Covid-19 et confinement : chercheurs, médecins, professeurs... prennent la parole par temps de crise

Science et société Article publié le 20 avril 2020 , mis à jour le 22 avril 2020

La pandémie de Covid-19 qui sévit actuellement a bouleversé tous les aspects de notre vie quotidienne, et impacte l’actualité et les questionnements scientifiques et éthiques, dans de nombreuses disciplines. Ainsi, qu’ils soient économistes, virologues, physiciens ou médecins, les scientifiques de l’Université Paris-Saclay ont été amenés à s’exprimer dans leur domaine d’expertise. Tour d’horizon de leurs interventions médiatiques.

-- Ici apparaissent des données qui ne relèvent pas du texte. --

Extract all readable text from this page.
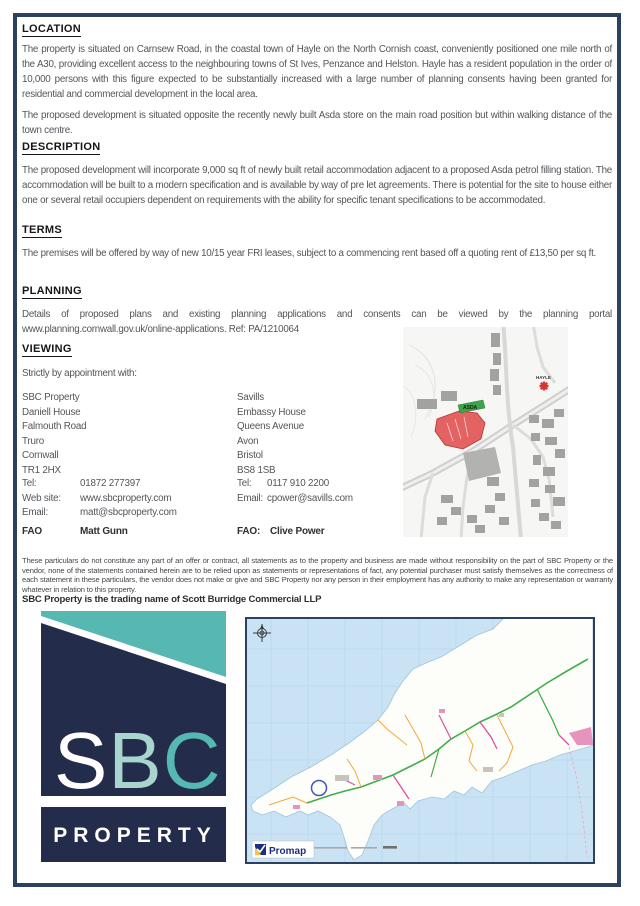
LOCATION
The property is situated on Carnsew Road, in the coastal town of Hayle on the North Cornish coast, conveniently positioned one mile north of the A30, providing excellent access to the neighbouring towns of St Ives, Penzance and Helston. Hayle has a resident population in the order of 10,000 persons with this figure expected to be substantially increased with a large number of planning consents having been granted for residential and commercial development in the local area.
The proposed development is situated opposite the recently newly built Asda store on the main road position but within walking distance of the town centre.
DESCRIPTION
The proposed development will incorporate 9,000 sq ft of newly built retail accommodation adjacent to a proposed Asda petrol filling station. The accommodation will be built to a modern specification and is available by way of pre let agreements. There is potential for the site to house either one or several retail occupiers dependent on requirements with the ability for specific tenant specifications to be accommodated.
TERMS
The premises will be offered by way of new 10/15 year FRI leases, subject to a commencing rent based off a quoting rent of £13,50 per sq ft.
PLANNING
Details of proposed plans and existing planning applications and consents can be viewed by the planning portal www.planning.cornwall.gov.uk/online-applications. Ref: PA/1210064
VIEWING
Strictly by appointment with:
SBC Property
Daniell House
Falmouth Road
Truro
Cornwall
TR1 2HX
Tel:	01872 277397
Web site: www.sbcproperty.com
Email:	matt@sbcproperty.com
FAO	Matt Gunn
Savills
Embassy House
Queens Avenue
Avon
Bristol
BS8 1SB
Tel: 0117 910 2200
Email: cpower@savills.com
FAO: Clive Power
ASDA
HAYLE
These particulars do not constitute any part of an offer or contract, all statements as to the property and business are made without responsibility on the part of SBC Property or the vendor, none of the statements contained herein are to be relied upon as statements or representations of fact, any potential purchaser must satisfy themselves as the correctness of each statement in these particulars, the vendor does not make or give and SBC Property nor any person in their employment has any authority to make any representation or warranty whatever in relation to this property.
SBC Property is the trading name of Scott Burridge Commercial LLP
SBC
PROPERTY
Promap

Julien Bobroff invite à de nouveaux modes de vulgarisation depuis son confinement

Julien Bobroff

Habitué des événements de vulgarisation, le professeur de physique Julien Bobroff, du Laboratoire de physique des solides (LPS - Université Paris-Saclay, CNRS) et membre de l’équipe « La Physique Autrement », a dû rayer toutes ces activités de son agenda. Qu’à cela ne tienne : depuis son salon, il a mis en place des « conférences confinées » diffusées sur Youtube, bricolant des expériences de physique avec des objets domestiques. Il rappelle l’importance de la culture scientifique en cette période : « Les actions de vulgarisation [...] ont plusieurs vertus. D’abord, elles divertissent. Elles aident à sortir de la boucle médiatique et anxiogène sur le coronavirus. [...] Ces actions démontrent aussi l’universalité de la science », (The Conversation, 1er avril 2020). Il invite donc tous les vulgarisateurs scientifiques à tourner les challenges du confinement en opportunités pour proposer de nouveaux contenus au public.

 

 

 

Paul de Boissieu : des essais cliniques éthiques et de qualité sont possibles en période de crise sanitaire

En compagnie de François Hirsch, membre du comité d’éthique de l’Inserm, Paul de Boissieu, assistant hospitalier universitaire (CHU Bicêtre, AP-HP, Université Paris-Saclay), prend position sur les conditions de réalisation des essais cliniques – les protocoles permettant de tester l’efficacité de médicaments – en période de crise sanitaire. Ces essais suivent une méthodologie rigoureuse et encadrée sur le plan éthique. Il évoque les très meurtrières épidémies de maladie à virus Ebola, durant lesquelles des études randomisées, à la méthodologie adaptative et approuvée éthiquement, ont pu être menées et conduire à la découverte de traitements efficaces, (The Conversation, 2 avril 2020). Pour les auteurs, cet exemple montre que même dans un contexte de contre-la-montre sanitaire, il est nécessaire de mener des études cliniques éthiques et de qualité.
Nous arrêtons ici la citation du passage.